The Teifi Valley Trail presents a 134-km challenge, starting in the so-called “green desert of Wales” among the Cambrian Mountains at the Teifi Pools, source of the River Teifi. It explores the Cors Caron National Nature Reserve and its bogs, abbeys, mines, and waterfalls, before arriving at the dunes and marshes of Poppit Sands beach.
The hike can be completed as an eight-day epic or broken into sections. Part one is a 50-km, three-day walk from Pontrhydfendigaid village, past 12-century monastery ruins, towards Lampeter. Part two is a shorter 35-km stretch taking in market towns and (beware!) a floodplain, while part three entails 48 km and treats the eyeballs to 14th-century vestiges and independent shops at Newcastle Emlyn, as well as a wool museum in Dre-fach Felindre, and breathtaking scenery of the Teifi River Gorge.

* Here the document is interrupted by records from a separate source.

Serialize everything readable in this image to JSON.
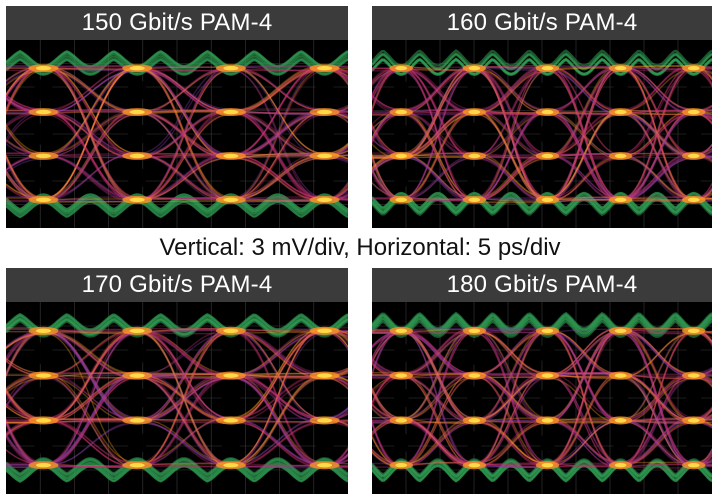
{
  "panels": [
    {
      "title": "150 Gbit/s PAM-4",
      "eye_count": 4
    },
    {
      "title": "160 Gbit/s PAM-4",
      "eye_count": 5
    },
    {
      "title": "170 Gbit/s PAM-4",
      "eye_count": 4
    },
    {
      "title": "180 Gbit/s PAM-4",
      "eye_count": 5
    }
  ],
  "caption": "Vertical: 3 mV/div, Horizontal: 5 ps/div",
  "colors": {
    "background": "#000000",
    "title_bar": "#3b3b3b",
    "envelope": "#2f9a52",
    "trace_mid": "#c6326e",
    "trace_hot": "#ff9a1f",
    "trace_peak": "#ffe24a",
    "grid": "#3a3a3a"
  }
}
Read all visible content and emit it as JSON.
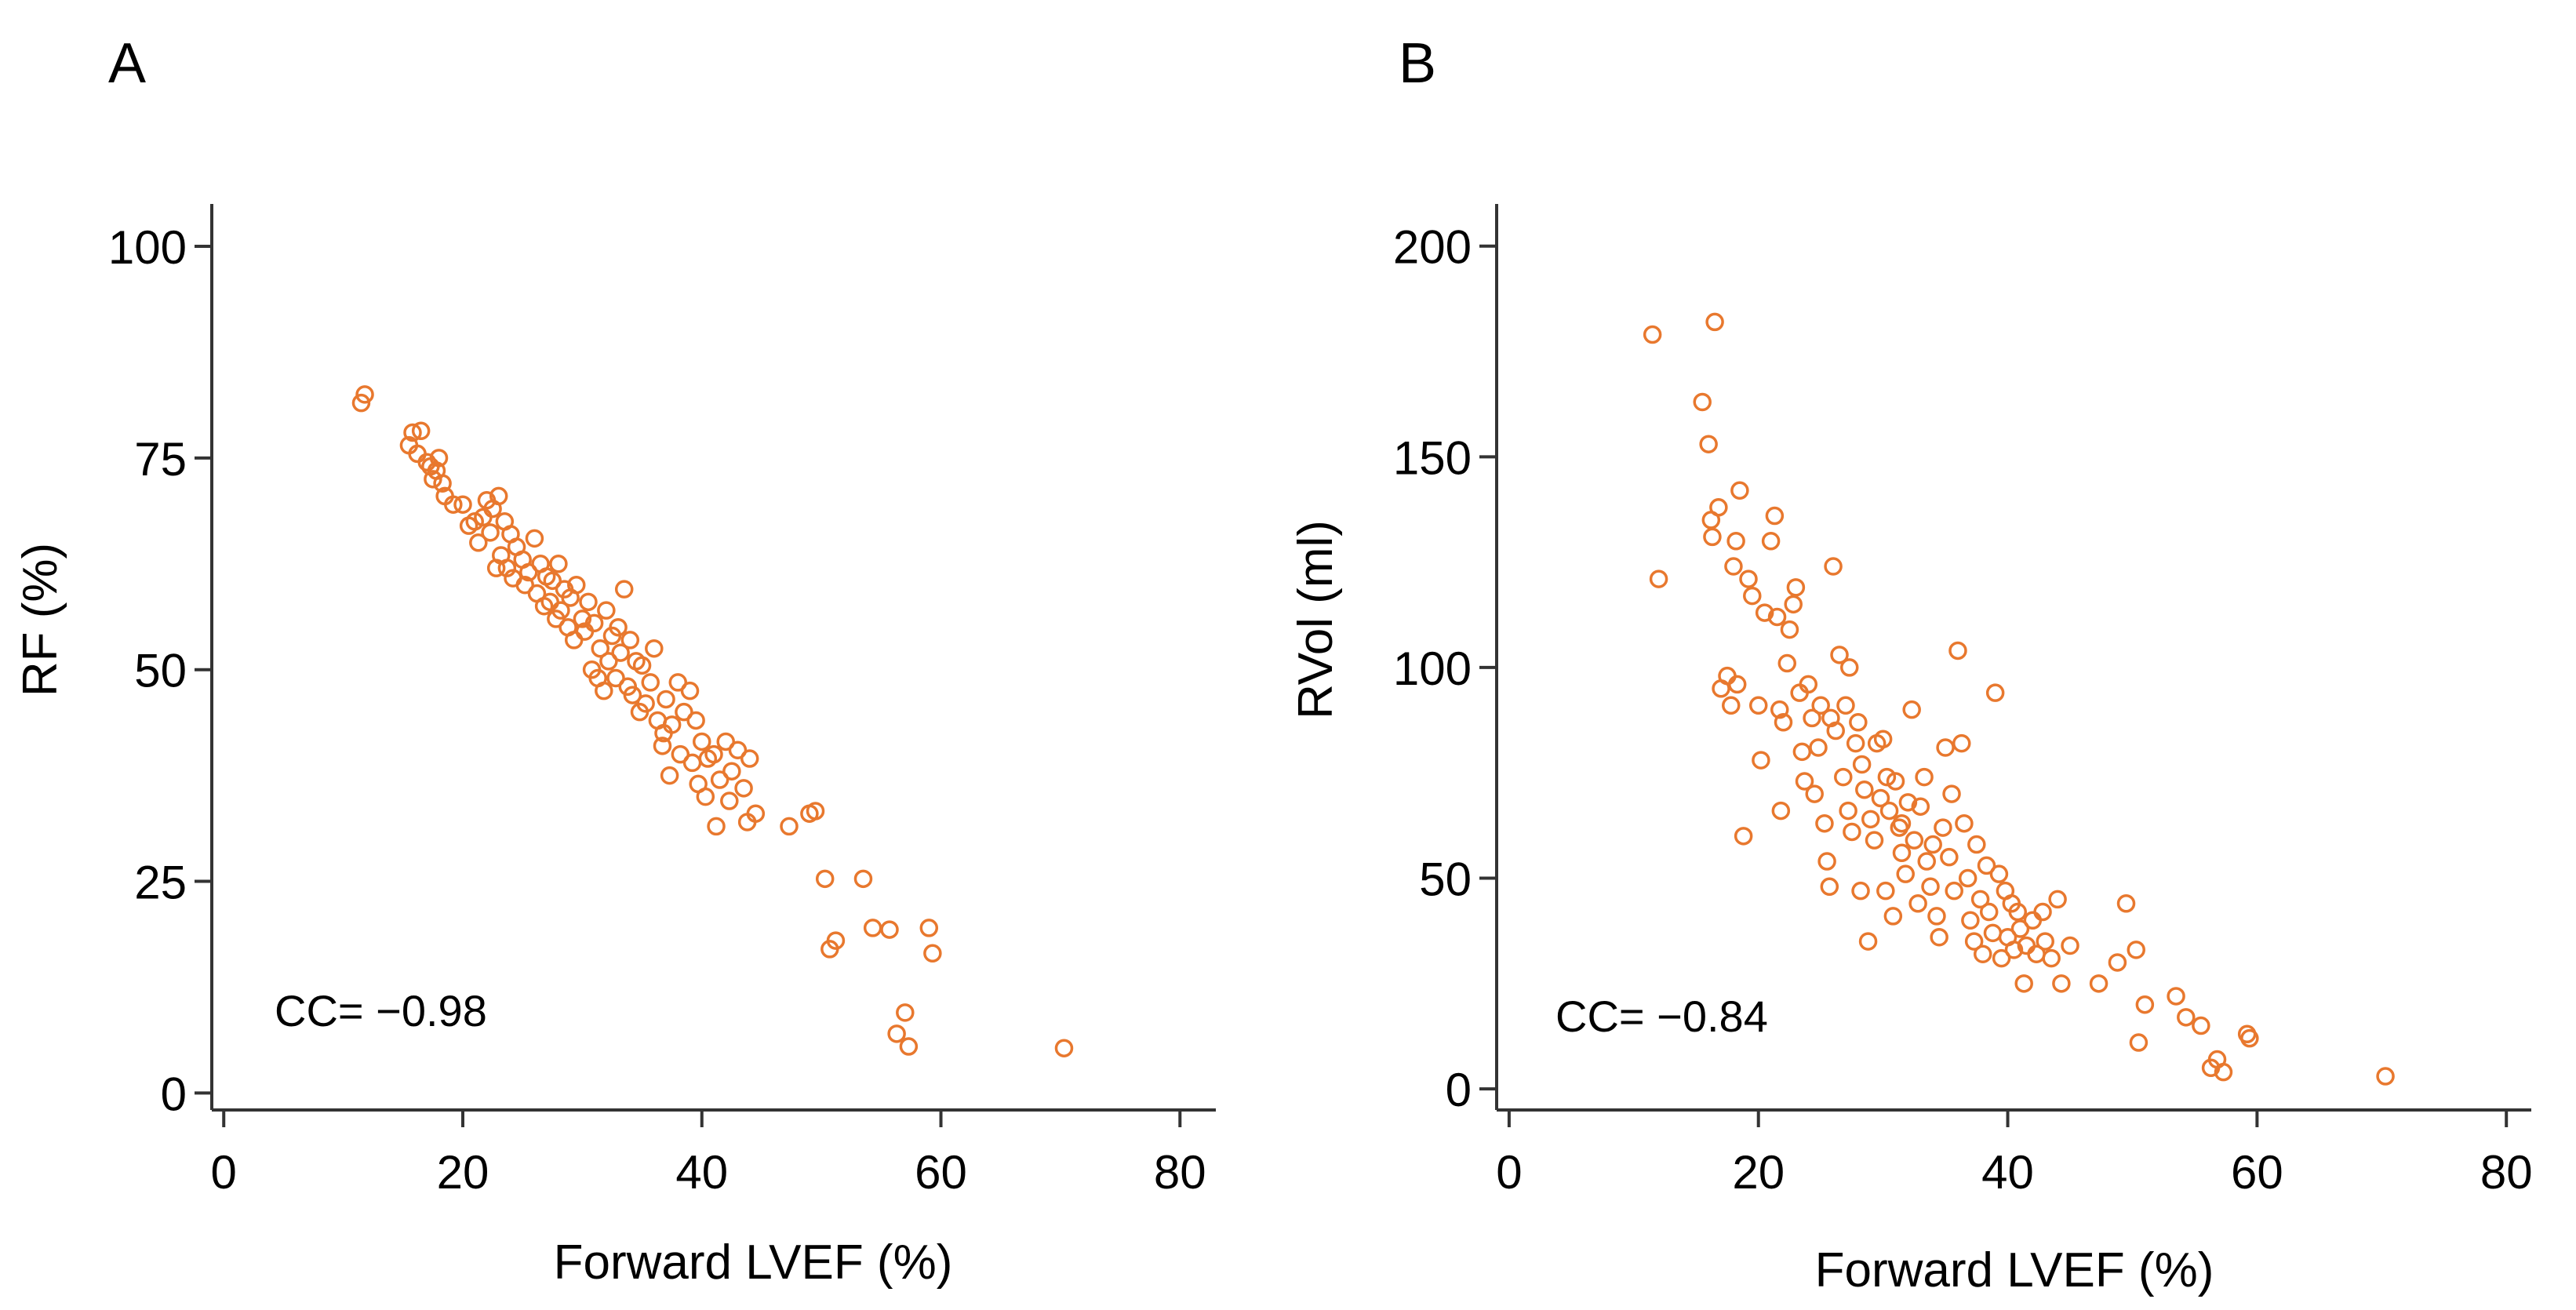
{
  "colors": {
    "marker": "#E8782E",
    "axis": "#333333",
    "text": "#000000"
  },
  "chart_data": [
    {
      "panel_label": "A",
      "type": "scatter",
      "title": "",
      "xlabel": "Forward LVEF (%)",
      "ylabel": "RF (%)",
      "xlim": [
        -1,
        83
      ],
      "ylim": [
        -2,
        105
      ],
      "xticks": [
        0,
        20,
        40,
        60,
        80
      ],
      "yticks": [
        0,
        25,
        50,
        75,
        100
      ],
      "grid": false,
      "annotation": "CC= −0.98",
      "points": [
        [
          11.5,
          81.5
        ],
        [
          11.8,
          82.5
        ],
        [
          15.5,
          76.5
        ],
        [
          15.8,
          78
        ],
        [
          16.2,
          75.5
        ],
        [
          16.5,
          78.2
        ],
        [
          17,
          74.5
        ],
        [
          17.3,
          74
        ],
        [
          17.5,
          72.5
        ],
        [
          17.8,
          73.5
        ],
        [
          18,
          75
        ],
        [
          18.3,
          72
        ],
        [
          18.5,
          70.5
        ],
        [
          19.2,
          69.5
        ],
        [
          20,
          69.5
        ],
        [
          20.5,
          67
        ],
        [
          21,
          67.5
        ],
        [
          21.3,
          65
        ],
        [
          21.7,
          68
        ],
        [
          22,
          70
        ],
        [
          22.5,
          69
        ],
        [
          22.3,
          66.2
        ],
        [
          23,
          70.5
        ],
        [
          23.5,
          67.5
        ],
        [
          23.2,
          63.5
        ],
        [
          24,
          66
        ],
        [
          23.7,
          62
        ],
        [
          24.5,
          64.5
        ],
        [
          25,
          63
        ],
        [
          25.5,
          61.5
        ],
        [
          25.2,
          60
        ],
        [
          26,
          65.5
        ],
        [
          26.5,
          62.5
        ],
        [
          26.2,
          59
        ],
        [
          26.8,
          57.5
        ],
        [
          27,
          61
        ],
        [
          27.5,
          60.5
        ],
        [
          27.3,
          58
        ],
        [
          28,
          62.5
        ],
        [
          28.5,
          59.5
        ],
        [
          28.2,
          57
        ],
        [
          28.8,
          55
        ],
        [
          29,
          58.5
        ],
        [
          29.5,
          60
        ],
        [
          29.3,
          53.5
        ],
        [
          30,
          56
        ],
        [
          30.5,
          58
        ],
        [
          30.2,
          54.5
        ],
        [
          30.8,
          50
        ],
        [
          31,
          55.5
        ],
        [
          31.5,
          52.5
        ],
        [
          31.3,
          49
        ],
        [
          32,
          57
        ],
        [
          32.5,
          54
        ],
        [
          32.2,
          51
        ],
        [
          32.8,
          49
        ],
        [
          33,
          55
        ],
        [
          33.5,
          59.5
        ],
        [
          33.2,
          52
        ],
        [
          33.8,
          48
        ],
        [
          34,
          53.5
        ],
        [
          34.5,
          51
        ],
        [
          34.2,
          47
        ],
        [
          35,
          50.5
        ],
        [
          35.3,
          46
        ],
        [
          35.7,
          48.5
        ],
        [
          36,
          52.5
        ],
        [
          36.3,
          44
        ],
        [
          36.7,
          41
        ],
        [
          37,
          46.5
        ],
        [
          37.5,
          43.5
        ],
        [
          37.3,
          37.5
        ],
        [
          38,
          48.5
        ],
        [
          38.5,
          45
        ],
        [
          38.2,
          40
        ],
        [
          39,
          47.5
        ],
        [
          39.5,
          44
        ],
        [
          39.2,
          39
        ],
        [
          39.7,
          36.5
        ],
        [
          40,
          41.5
        ],
        [
          40.5,
          39.5
        ],
        [
          40.3,
          35
        ],
        [
          41,
          40
        ],
        [
          41.2,
          31.5
        ],
        [
          41.5,
          37
        ],
        [
          42,
          41.5
        ],
        [
          42.5,
          38
        ],
        [
          42.3,
          34.5
        ],
        [
          43,
          40.5
        ],
        [
          43.5,
          36
        ],
        [
          43.8,
          32
        ],
        [
          44,
          39.5
        ],
        [
          44.5,
          33
        ],
        [
          47.3,
          31.5
        ],
        [
          49,
          33
        ],
        [
          49.5,
          33.3
        ],
        [
          50.3,
          25.3
        ],
        [
          50.7,
          17
        ],
        [
          51.2,
          18
        ],
        [
          53.5,
          25.3
        ],
        [
          54.3,
          19.5
        ],
        [
          55.7,
          19.3
        ],
        [
          56.3,
          7
        ],
        [
          57,
          9.5
        ],
        [
          57.3,
          5.5
        ],
        [
          59,
          19.5
        ],
        [
          59.3,
          16.5
        ],
        [
          70.3,
          5.3
        ],
        [
          22.8,
          62
        ],
        [
          24.2,
          60.8
        ],
        [
          27.8,
          56
        ],
        [
          31.8,
          47.5
        ],
        [
          34.8,
          45
        ],
        [
          36.8,
          42.5
        ]
      ]
    },
    {
      "panel_label": "B",
      "type": "scatter",
      "title": "",
      "xlabel": "Forward LVEF (%)",
      "ylabel": "RVol (ml)",
      "xlim": [
        -1,
        82
      ],
      "ylim": [
        -5,
        210
      ],
      "xticks": [
        0,
        20,
        40,
        60,
        80
      ],
      "yticks": [
        0,
        50,
        100,
        150,
        200
      ],
      "grid": false,
      "annotation": "CC= −0.84",
      "points": [
        [
          11.5,
          179
        ],
        [
          12,
          121
        ],
        [
          15.5,
          163
        ],
        [
          16,
          153
        ],
        [
          16.5,
          182
        ],
        [
          16.2,
          135
        ],
        [
          16.3,
          131
        ],
        [
          16.8,
          138
        ],
        [
          17,
          95
        ],
        [
          17.5,
          98
        ],
        [
          17.8,
          91
        ],
        [
          18,
          124
        ],
        [
          18.2,
          130
        ],
        [
          18.5,
          142
        ],
        [
          18.3,
          96
        ],
        [
          18.8,
          60
        ],
        [
          19.2,
          121
        ],
        [
          19.5,
          117
        ],
        [
          20,
          91
        ],
        [
          20.2,
          78
        ],
        [
          20.5,
          113
        ],
        [
          21,
          130
        ],
        [
          21.3,
          136
        ],
        [
          21.5,
          112
        ],
        [
          21.7,
          90
        ],
        [
          21.8,
          66
        ],
        [
          22,
          87
        ],
        [
          22.5,
          109
        ],
        [
          22.8,
          115
        ],
        [
          22.3,
          101
        ],
        [
          23,
          119
        ],
        [
          23.3,
          94
        ],
        [
          23.5,
          80
        ],
        [
          23.7,
          73
        ],
        [
          24,
          96
        ],
        [
          24.3,
          88
        ],
        [
          24.5,
          70
        ],
        [
          24.8,
          81
        ],
        [
          25,
          91
        ],
        [
          25.3,
          63
        ],
        [
          25.5,
          54
        ],
        [
          25.7,
          48
        ],
        [
          26,
          124
        ],
        [
          26.2,
          85
        ],
        [
          26.5,
          103
        ],
        [
          26.8,
          74
        ],
        [
          27,
          91
        ],
        [
          27.2,
          66
        ],
        [
          27.5,
          61
        ],
        [
          27.8,
          82
        ],
        [
          28,
          87
        ],
        [
          28.3,
          77
        ],
        [
          28.5,
          71
        ],
        [
          28.2,
          47
        ],
        [
          28.8,
          35
        ],
        [
          29,
          64
        ],
        [
          29.3,
          59
        ],
        [
          29.5,
          82
        ],
        [
          29.8,
          69
        ],
        [
          30,
          83
        ],
        [
          30.3,
          74
        ],
        [
          30.5,
          66
        ],
        [
          30.2,
          47
        ],
        [
          30.8,
          41
        ],
        [
          31,
          73
        ],
        [
          31.3,
          62
        ],
        [
          31.5,
          56
        ],
        [
          31.8,
          51
        ],
        [
          32,
          68
        ],
        [
          32.3,
          90
        ],
        [
          32.5,
          59
        ],
        [
          32.8,
          44
        ],
        [
          33,
          67
        ],
        [
          33.3,
          74
        ],
        [
          33.5,
          54
        ],
        [
          33.8,
          48
        ],
        [
          34,
          58
        ],
        [
          34.3,
          41
        ],
        [
          34.5,
          36
        ],
        [
          34.8,
          62
        ],
        [
          35,
          81
        ],
        [
          35.3,
          55
        ],
        [
          35.7,
          47
        ],
        [
          36,
          104
        ],
        [
          36.3,
          82
        ],
        [
          36.5,
          63
        ],
        [
          36.8,
          50
        ],
        [
          37,
          40
        ],
        [
          37.3,
          35
        ],
        [
          37.5,
          58
        ],
        [
          37.8,
          45
        ],
        [
          38,
          32
        ],
        [
          38.3,
          53
        ],
        [
          38.5,
          42
        ],
        [
          38.8,
          37
        ],
        [
          39,
          94
        ],
        [
          39.3,
          51
        ],
        [
          39.5,
          31
        ],
        [
          39.8,
          47
        ],
        [
          40,
          36
        ],
        [
          40.3,
          44
        ],
        [
          40.5,
          33
        ],
        [
          40.8,
          42
        ],
        [
          41,
          38
        ],
        [
          41.3,
          25
        ],
        [
          41.5,
          34
        ],
        [
          42,
          40
        ],
        [
          42.3,
          32
        ],
        [
          42.8,
          42
        ],
        [
          43,
          35
        ],
        [
          43.5,
          31
        ],
        [
          44,
          45
        ],
        [
          44.3,
          25
        ],
        [
          45,
          34
        ],
        [
          47.3,
          25
        ],
        [
          48.8,
          30
        ],
        [
          49.5,
          44
        ],
        [
          50.3,
          33
        ],
        [
          50.5,
          11
        ],
        [
          51,
          20
        ],
        [
          53.5,
          22
        ],
        [
          54.3,
          17
        ],
        [
          55.5,
          15
        ],
        [
          56.3,
          5
        ],
        [
          56.8,
          7
        ],
        [
          57.3,
          4
        ],
        [
          59.2,
          13
        ],
        [
          59.4,
          12
        ],
        [
          70.3,
          3
        ],
        [
          27.3,
          100
        ],
        [
          25.8,
          88
        ],
        [
          31.5,
          63
        ],
        [
          35.5,
          70
        ]
      ]
    }
  ]
}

The Teifi Valley Trail website said the “truly rural” route embraces “nature reserves, woodlands, floodplains and marshes, and finally the estuarine panoramas towards the coast,” adding that the walk traverses “a profoundly historic part of Wales, and the countryside through which the trail passes still bears witness equally to the ancient and to the relatively recent industrial past.”
For a more coastal adventure, the second new walk hitting Welsh maps in 2026 launched in February. The Fishguard and Goodwick Heritage Trail is a free self-guided route, celebrating 2,000 years of history. It brings together 46 sites, from iron age and ancient Celtic monuments, to modern rugby and wrestling legends, commemorations for 18th-century pirate attacks, and filming locations for Moby Dick, across the two maritime Pembrokeshire towns.
Jeremy Martineau of North Pembrokeshire Trade & Tourism explained the concept behind the spots chosen to feature on the trail: “Tourism today is about stories as much as scenery, and Fishguard has an extraordinary number of them for a town of its size,” he said, noting, “this trail shows how smaller places can celebrate what makes them distinctive and use their history to enrich both the visitor experience and the local economy.”
The Fishguard and Goodwick Heritage Trail is not only about the visitor economy, though. Martineau insists the new walk will make a difference to local residents too. He said, “When people understand the history of where they live, it builds pride in place and a stronger sense of community. This trail brings our shared stories out into the open—not just for visitors, but for residents too—and helps explain why Fishguard is such a special place to call home.”
For those who cannot reach Wales itself this year, Visit Wales has launched an immersive, mindful podcast designed to offer streamers a “multi-sensory escape” in the beauty of Welsh landscapes.